Question

A manufacturer of colored candies states that 13​% of the candies in a bag should be​ brown, 14​% ​yellow, 13​% red, 24​% ​blue, 20​% ​orange, and 16​% green. A student randomly selected a bag of colored candies. He counted the number of candies of each color and obtained the results shown in the table.
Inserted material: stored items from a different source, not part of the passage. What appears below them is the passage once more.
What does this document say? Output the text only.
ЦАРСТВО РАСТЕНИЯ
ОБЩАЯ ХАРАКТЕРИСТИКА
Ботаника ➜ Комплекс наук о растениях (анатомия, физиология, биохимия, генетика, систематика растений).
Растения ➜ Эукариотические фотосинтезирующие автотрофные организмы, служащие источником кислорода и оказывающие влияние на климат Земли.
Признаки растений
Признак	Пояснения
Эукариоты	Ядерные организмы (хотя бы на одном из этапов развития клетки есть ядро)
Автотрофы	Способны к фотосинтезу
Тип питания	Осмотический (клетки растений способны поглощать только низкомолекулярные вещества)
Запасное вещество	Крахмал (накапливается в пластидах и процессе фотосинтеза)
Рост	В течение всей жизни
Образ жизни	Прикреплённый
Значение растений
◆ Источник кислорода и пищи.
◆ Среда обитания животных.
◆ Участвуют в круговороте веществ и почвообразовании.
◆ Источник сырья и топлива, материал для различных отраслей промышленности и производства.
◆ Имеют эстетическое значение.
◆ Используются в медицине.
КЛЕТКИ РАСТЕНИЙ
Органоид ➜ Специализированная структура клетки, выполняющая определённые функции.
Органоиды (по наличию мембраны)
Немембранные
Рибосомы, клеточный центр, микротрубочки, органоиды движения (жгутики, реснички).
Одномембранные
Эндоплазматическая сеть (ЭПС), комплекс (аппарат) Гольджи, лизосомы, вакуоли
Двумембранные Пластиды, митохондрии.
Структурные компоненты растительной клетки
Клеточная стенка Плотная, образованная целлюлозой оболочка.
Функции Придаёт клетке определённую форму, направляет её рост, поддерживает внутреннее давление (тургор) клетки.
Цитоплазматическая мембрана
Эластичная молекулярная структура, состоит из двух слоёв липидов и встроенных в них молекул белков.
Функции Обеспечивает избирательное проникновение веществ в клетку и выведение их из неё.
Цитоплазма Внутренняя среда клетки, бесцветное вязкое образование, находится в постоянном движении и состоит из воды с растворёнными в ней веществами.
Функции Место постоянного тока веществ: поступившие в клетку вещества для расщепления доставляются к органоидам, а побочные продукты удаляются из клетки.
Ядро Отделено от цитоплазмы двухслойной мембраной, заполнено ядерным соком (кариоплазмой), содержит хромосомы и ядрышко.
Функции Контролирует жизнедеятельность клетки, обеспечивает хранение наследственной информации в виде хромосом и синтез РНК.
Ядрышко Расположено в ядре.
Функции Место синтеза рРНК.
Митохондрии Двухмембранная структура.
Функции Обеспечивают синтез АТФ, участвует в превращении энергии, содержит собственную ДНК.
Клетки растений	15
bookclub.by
Test whether the bag of colored candies follows the distribution stated above at the α=0.05
level of significance.


Color | Frequency | Claimed Proportion

Brown | 60 | 0.13

Yellow | 65 | 0.14

Red | 56 | 0.13

Blue | 63 | 0.24

Orange | 82 | 0.20

Green | 63 | 0.16

Answer 1

Answer:

The null and alternative hypotheses are:

$H_{0}:$ The bag of colored candies follows the distribution stated

$H_{a}:$ The bag of colored candies does not follow the distribution stated

Under the null hypothesis, the test statistic is:

$\chi^{2} =\sum \frac{(O-E)^{2}}{O}$

Where:

$O$ is the observed frequencies

$E$ is the expected frequencies

The calculation are done in the attachment

$\therefore \chi^{2} =14.490$

Now, we have to find the chi-square critical value at 0.05 significance level for df = n - 1 = 6 - 1 = 5. Using the chi-square table, we have:

$\chi^{2}_{critical} = 11.070$

Since, the chi-square test statistic is greater than chi-square critical value. Therefore, we reject the null hypothesis and conclude that the bag of colored candies does not follow the distribution stated.